Yargıtay Kararı 8. Hukuk Dairesi 2014/19724 E. 2015/6111 K. 17.03.2015 T.

YARGITAY KARARI
DAİRE : 8. Hukuk Dairesi
ESAS NO : 2014/19724
KARAR NO : 2015/6111
KARAR TARİHİ : 17.03.2015

Asliye Hukuk Mahkemesi
DAVA TÜRÜ : İtirazın iptali

….. ile ….. (ölü) ve dahili davalılar ….. ve müşterekleri aralarındaki itirazın iptali davasının kısmen kabulüne ve kısmen reddine dair ……. Asliye Hukuk Mahkemesi’nden verilen 13.05.2014 gün ve 345/313 sayılı hükmün duruşma yapılması suretiyle Yargıtay’ca incelenmesi davalılar ….. mirasçıları ….. ve müşterekleri tarafından istenilmiştir. Dosya incelenerek işin duruşmaya tabi olduğıu anlaşılmış ve duruşma için 17.03.2015 Salı günü tayin edilerek taraflara çağrı kağıdı gönderilmişti. Duruşma günü temyiz eden davalılar vekili Avukat ………. geldi. Başka kimse gelmedi.

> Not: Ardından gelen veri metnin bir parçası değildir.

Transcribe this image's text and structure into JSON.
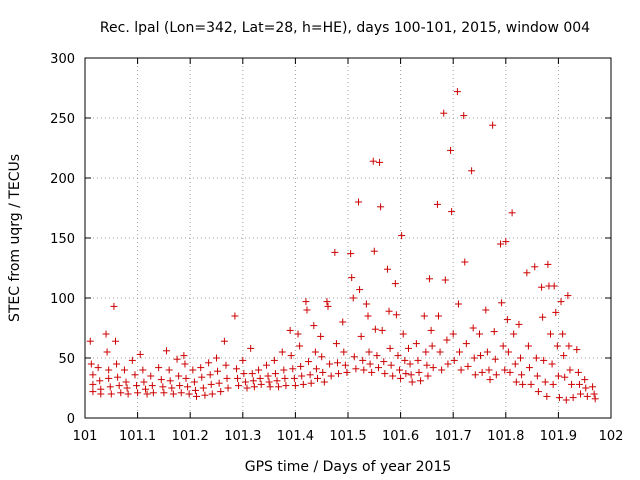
{
  "chart_data": {
    "type": "scatter",
    "title": "Rec. lpal (Lon=342, Lat=28, h=HE), days 100-101, 2015, window 004",
    "xlabel": "GPS time / Days of year 2015",
    "ylabel": "STEC from uqrg / TECUs",
    "xlim": [
      101,
      102
    ],
    "ylim": [
      0,
      300
    ],
    "xticks": [
      "101",
      "101.1",
      "101.2",
      "101.3",
      "101.4",
      "101.5",
      "101.6",
      "101.7",
      "101.8",
      "101.9",
      "102"
    ],
    "yticks": [
      "0",
      "50",
      "100",
      "150",
      "200",
      "250",
      "300"
    ],
    "grid": true,
    "marker": "+",
    "color": "#cc0000",
    "series": [
      {
        "points": [
          [
            101.01,
            64
          ],
          [
            101.012,
            45
          ],
          [
            101.015,
            36
          ],
          [
            101.015,
            28
          ],
          [
            101.015,
            22
          ],
          [
            101.025,
            42
          ],
          [
            101.028,
            31
          ],
          [
            101.03,
            24
          ],
          [
            101.03,
            20
          ],
          [
            101.04,
            70
          ],
          [
            101.042,
            55
          ],
          [
            101.045,
            40
          ],
          [
            101.045,
            33
          ],
          [
            101.048,
            26
          ],
          [
            101.05,
            20
          ],
          [
            101.055,
            93
          ],
          [
            101.058,
            64
          ],
          [
            101.06,
            45
          ],
          [
            101.062,
            34
          ],
          [
            101.065,
            27
          ],
          [
            101.068,
            21
          ],
          [
            101.075,
            40
          ],
          [
            101.078,
            30
          ],
          [
            101.08,
            25
          ],
          [
            101.082,
            20
          ],
          [
            101.09,
            48
          ],
          [
            101.095,
            36
          ],
          [
            101.098,
            27
          ],
          [
            101.1,
            21
          ],
          [
            101.105,
            53
          ],
          [
            101.11,
            40
          ],
          [
            101.112,
            30
          ],
          [
            101.115,
            24
          ],
          [
            101.118,
            20
          ],
          [
            101.125,
            35
          ],
          [
            101.128,
            27
          ],
          [
            101.13,
            21
          ],
          [
            101.14,
            42
          ],
          [
            101.145,
            32
          ],
          [
            101.148,
            26
          ],
          [
            101.15,
            21
          ],
          [
            101.155,
            56
          ],
          [
            101.16,
            40
          ],
          [
            101.162,
            31
          ],
          [
            101.165,
            25
          ],
          [
            101.168,
            20
          ],
          [
            101.175,
            49
          ],
          [
            101.178,
            35
          ],
          [
            101.18,
            27
          ],
          [
            101.183,
            21
          ],
          [
            101.188,
            52
          ],
          [
            101.19,
            45
          ],
          [
            101.192,
            33
          ],
          [
            101.195,
            26
          ],
          [
            101.198,
            20
          ],
          [
            101.205,
            40
          ],
          [
            101.208,
            30
          ],
          [
            101.21,
            23
          ],
          [
            101.212,
            18
          ],
          [
            101.22,
            42
          ],
          [
            101.222,
            34
          ],
          [
            101.225,
            25
          ],
          [
            101.228,
            19
          ],
          [
            101.235,
            46
          ],
          [
            101.238,
            36
          ],
          [
            101.24,
            28
          ],
          [
            101.242,
            20
          ],
          [
            101.25,
            50
          ],
          [
            101.252,
            39
          ],
          [
            101.255,
            29
          ],
          [
            101.258,
            22
          ],
          [
            101.265,
            64
          ],
          [
            101.268,
            44
          ],
          [
            101.27,
            33
          ],
          [
            101.272,
            25
          ],
          [
            101.285,
            85
          ],
          [
            101.288,
            41
          ],
          [
            101.29,
            33
          ],
          [
            101.292,
            27
          ],
          [
            101.3,
            48
          ],
          [
            101.302,
            37
          ],
          [
            101.305,
            30
          ],
          [
            101.308,
            25
          ],
          [
            101.315,
            58
          ],
          [
            101.318,
            37
          ],
          [
            101.32,
            31
          ],
          [
            101.322,
            26
          ],
          [
            101.33,
            40
          ],
          [
            101.333,
            33
          ],
          [
            101.335,
            28
          ],
          [
            101.345,
            44
          ],
          [
            101.348,
            35
          ],
          [
            101.35,
            30
          ],
          [
            101.352,
            26
          ],
          [
            101.36,
            48
          ],
          [
            101.362,
            37
          ],
          [
            101.365,
            31
          ],
          [
            101.368,
            26
          ],
          [
            101.375,
            55
          ],
          [
            101.378,
            40
          ],
          [
            101.38,
            33
          ],
          [
            101.382,
            27
          ],
          [
            101.39,
            73
          ],
          [
            101.392,
            52
          ],
          [
            101.395,
            41
          ],
          [
            101.398,
            33
          ],
          [
            101.4,
            27
          ],
          [
            101.405,
            70
          ],
          [
            101.408,
            60
          ],
          [
            101.41,
            43
          ],
          [
            101.412,
            35
          ],
          [
            101.415,
            28
          ],
          [
            101.42,
            97
          ],
          [
            101.422,
            90
          ],
          [
            101.425,
            47
          ],
          [
            101.428,
            36
          ],
          [
            101.43,
            29
          ],
          [
            101.435,
            77
          ],
          [
            101.438,
            55
          ],
          [
            101.44,
            41
          ],
          [
            101.442,
            33
          ],
          [
            101.448,
            68
          ],
          [
            101.45,
            51
          ],
          [
            101.452,
            38
          ],
          [
            101.455,
            30
          ],
          [
            101.46,
            97
          ],
          [
            101.462,
            93
          ],
          [
            101.465,
            45
          ],
          [
            101.468,
            35
          ],
          [
            101.475,
            138
          ],
          [
            101.478,
            62
          ],
          [
            101.48,
            46
          ],
          [
            101.482,
            37
          ],
          [
            101.49,
            80
          ],
          [
            101.492,
            55
          ],
          [
            101.495,
            44
          ],
          [
            101.498,
            38
          ],
          [
            101.505,
            137
          ],
          [
            101.507,
            117
          ],
          [
            101.51,
            100
          ],
          [
            101.512,
            51
          ],
          [
            101.515,
            41
          ],
          [
            101.52,
            180
          ],
          [
            101.522,
            107
          ],
          [
            101.525,
            68
          ],
          [
            101.528,
            48
          ],
          [
            101.53,
            40
          ],
          [
            101.535,
            95
          ],
          [
            101.538,
            85
          ],
          [
            101.54,
            55
          ],
          [
            101.542,
            45
          ],
          [
            101.545,
            38
          ],
          [
            101.548,
            214
          ],
          [
            101.55,
            139
          ],
          [
            101.552,
            74
          ],
          [
            101.555,
            52
          ],
          [
            101.558,
            42
          ],
          [
            101.56,
            213
          ],
          [
            101.562,
            176
          ],
          [
            101.565,
            73
          ],
          [
            101.568,
            47
          ],
          [
            101.57,
            37
          ],
          [
            101.575,
            124
          ],
          [
            101.578,
            89
          ],
          [
            101.58,
            58
          ],
          [
            101.582,
            44
          ],
          [
            101.585,
            35
          ],
          [
            101.59,
            112
          ],
          [
            101.592,
            86
          ],
          [
            101.595,
            52
          ],
          [
            101.598,
            40
          ],
          [
            101.6,
            33
          ],
          [
            101.602,
            152
          ],
          [
            101.605,
            70
          ],
          [
            101.608,
            48
          ],
          [
            101.61,
            37
          ],
          [
            101.615,
            58
          ],
          [
            101.618,
            45
          ],
          [
            101.62,
            36
          ],
          [
            101.622,
            30
          ],
          [
            101.63,
            62
          ],
          [
            101.633,
            48
          ],
          [
            101.635,
            38
          ],
          [
            101.638,
            31
          ],
          [
            101.645,
            85
          ],
          [
            101.648,
            55
          ],
          [
            101.65,
            44
          ],
          [
            101.652,
            35
          ],
          [
            101.655,
            116
          ],
          [
            101.658,
            73
          ],
          [
            101.66,
            60
          ],
          [
            101.662,
            42
          ],
          [
            101.67,
            178
          ],
          [
            101.672,
            85
          ],
          [
            101.675,
            55
          ],
          [
            101.678,
            40
          ],
          [
            101.682,
            254
          ],
          [
            101.685,
            115
          ],
          [
            101.688,
            65
          ],
          [
            101.69,
            45
          ],
          [
            101.695,
            223
          ],
          [
            101.697,
            172
          ],
          [
            101.7,
            70
          ],
          [
            101.702,
            48
          ],
          [
            101.708,
            272
          ],
          [
            101.71,
            95
          ],
          [
            101.712,
            55
          ],
          [
            101.715,
            40
          ],
          [
            101.72,
            252
          ],
          [
            101.722,
            130
          ],
          [
            101.725,
            62
          ],
          [
            101.728,
            43
          ],
          [
            101.735,
            206
          ],
          [
            101.738,
            75
          ],
          [
            101.74,
            50
          ],
          [
            101.742,
            36
          ],
          [
            101.75,
            70
          ],
          [
            101.752,
            52
          ],
          [
            101.755,
            38
          ],
          [
            101.762,
            90
          ],
          [
            101.765,
            55
          ],
          [
            101.768,
            40
          ],
          [
            101.77,
            32
          ],
          [
            101.775,
            244
          ],
          [
            101.778,
            72
          ],
          [
            101.78,
            49
          ],
          [
            101.782,
            36
          ],
          [
            101.79,
            145
          ],
          [
            101.792,
            96
          ],
          [
            101.795,
            60
          ],
          [
            101.798,
            40
          ],
          [
            101.8,
            147
          ],
          [
            101.803,
            82
          ],
          [
            101.805,
            55
          ],
          [
            101.808,
            38
          ],
          [
            101.812,
            171
          ],
          [
            101.815,
            70
          ],
          [
            101.818,
            45
          ],
          [
            101.82,
            30
          ],
          [
            101.825,
            78
          ],
          [
            101.828,
            50
          ],
          [
            101.83,
            36
          ],
          [
            101.832,
            28
          ],
          [
            101.84,
            121
          ],
          [
            101.843,
            60
          ],
          [
            101.845,
            42
          ],
          [
            101.848,
            28
          ],
          [
            101.855,
            126
          ],
          [
            101.858,
            50
          ],
          [
            101.86,
            35
          ],
          [
            101.862,
            22
          ],
          [
            101.868,
            109
          ],
          [
            101.87,
            84
          ],
          [
            101.872,
            48
          ],
          [
            101.875,
            30
          ],
          [
            101.878,
            18
          ],
          [
            101.88,
            128
          ],
          [
            101.882,
            110
          ],
          [
            101.885,
            70
          ],
          [
            101.888,
            45
          ],
          [
            101.89,
            28
          ],
          [
            101.892,
            110
          ],
          [
            101.895,
            88
          ],
          [
            101.898,
            60
          ],
          [
            101.9,
            35
          ],
          [
            101.902,
            17
          ],
          [
            101.905,
            97
          ],
          [
            101.908,
            70
          ],
          [
            101.91,
            52
          ],
          [
            101.912,
            34
          ],
          [
            101.915,
            15
          ],
          [
            101.918,
            102
          ],
          [
            101.92,
            60
          ],
          [
            101.922,
            40
          ],
          [
            101.925,
            28
          ],
          [
            101.928,
            17
          ],
          [
            101.935,
            57
          ],
          [
            101.938,
            38
          ],
          [
            101.94,
            28
          ],
          [
            101.942,
            20
          ],
          [
            101.95,
            32
          ],
          [
            101.952,
            25
          ],
          [
            101.955,
            18
          ],
          [
            101.965,
            26
          ],
          [
            101.968,
            20
          ],
          [
            101.97,
            16
          ]
        ]
      }
    ]
  }
}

Duruşmaya başlanarak temyiz isteğinin süresi içinde olduğu anlaşıldıktan ve hazır bulunanın sözlü açıklaması dinlendikten sonra duruşmaya son verilerek; dosya incelendi, gereği düşünüldü:

K A R A R

Davacı …. vekili, davacı ile davalı ……’in kardeş olduklarını, muris babaları …. ……..’den intikal eden taşınmazlarda davalının miras hissesini 50.000 Alman markı karşılığında kardeşleri ….. ve …..’e devrettiğini, sözleşme şartlarına uyulmadığı takdirde ödenen 50.000 Alman markının derhal iade edileceğini, Mehmet’e ödenen paranın 1/2’si için icra takibi başlattıklarını, davalının takibe itiraz ettiğini, daha evvel Noter aracılığı ile davalıyı ferağa davet ettiklerini, davalının 2.000 TL para ödenmesi halinde tapuyu vereceğini bildirdiğini, davalının itirazında haksız olduğunu açıklayarak davalının itirazın iptaline ve % 40 oranında icra inkar tazminatına mahkum edilmesini istemiştir.
Davalı …. vekili, açılan davada gerek konu kısmında gerekse talep sonucunda itirazın kaldırılmasının istendiğini, görevli mahkemenin icra mahkemesi olduğunu, sözleşmede devir alan olarak iki kişinin göründüğünü, bunlardan hangisinin ne miktar para verdiğinin belli olmadığını, devralan kişiler arasında zorunlu dava arkadaşlığı bulunduğunu, ayrıca sözleşmenin yapılış tarihi itibariyle 10 yıllık zamanaşımı süresinin geçtiğini, sözleşmenin içeriğinde muayyen bir taşınmazın belirtilmediğini açıklayarak davanın reddine ve icra dairesinin yetkisizliğine karar verilmesini savunmuştur.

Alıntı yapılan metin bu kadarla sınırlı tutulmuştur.